# New



## pop593 (Jun 26, 2017)

G'day, I'm Arvin from Australia.
Looking forward to participate the forum and learn.


----------



## htfu (Mar 18, 2015)

hey man ... welcome to the forum, how is the antipodean season going?


----------



## pop593 (Jun 26, 2017)

lol.....ok so far. 
not much natural snow yet!


----------



## htfu (Mar 18, 2015)

damn, is the forecast looking good? you got any trips planned?


----------



## pop593 (Jun 26, 2017)

yeah, prey for snow!! There won't be dumped like crazy, but some on its way. Fingers/toes crossed. 

I had been traveling to Perisher (my nearest snowy mountain, 2 hours drive). 
I'd been there six days in total already, not all lifts are opened yet, however, it's still early for it. 
I would start panicking if we don't have decent dumps after Mid July.

u? r u planning to visit?
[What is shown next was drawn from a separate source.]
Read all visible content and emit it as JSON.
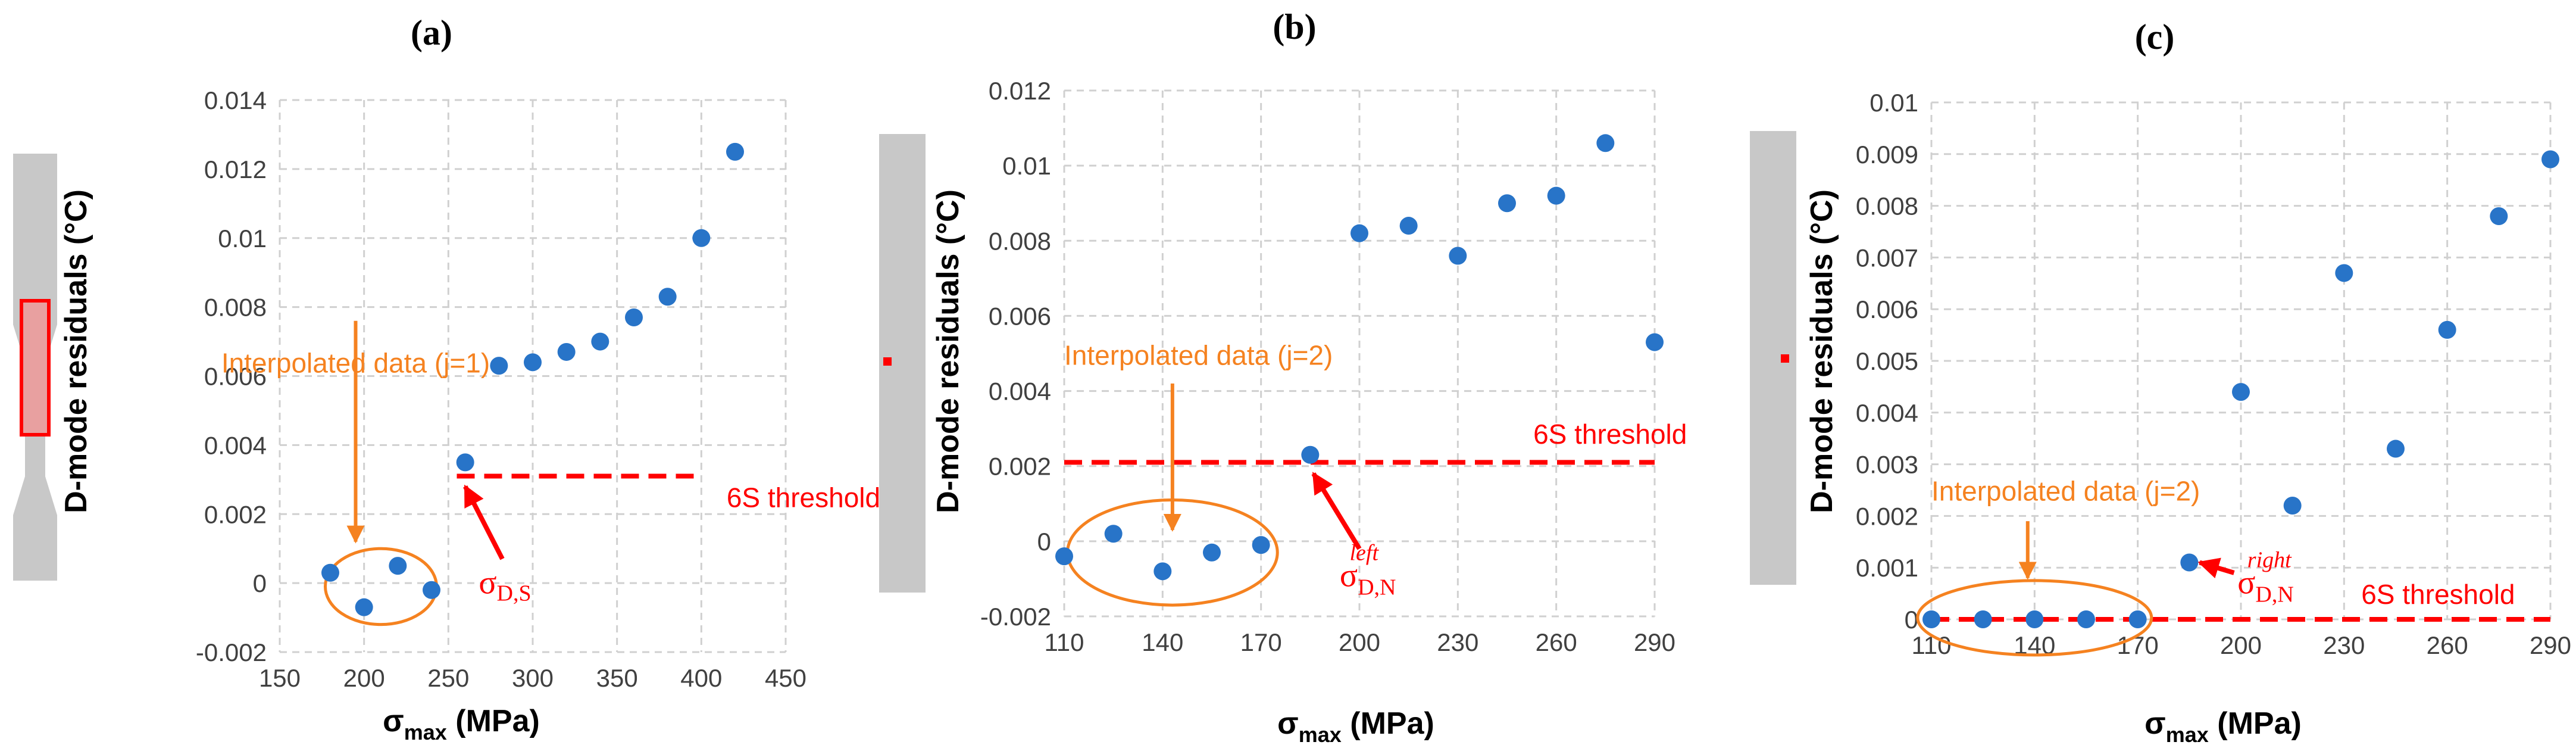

XD


----------



## htfu (Mar 18, 2015)

not done any southern hemisphere trips yet, all of my focus is on a japan and a colorado trip with one to slovakia in early 2018 ... maybe more depending.


----------



## pop593 (Jun 26, 2017)

I'd been to Whistler Dec. 2016. It was epic..


----------



## htfu (Mar 18, 2015)

breckenridge in march 2018 for me ... along with whatever other resorts i can get to


----------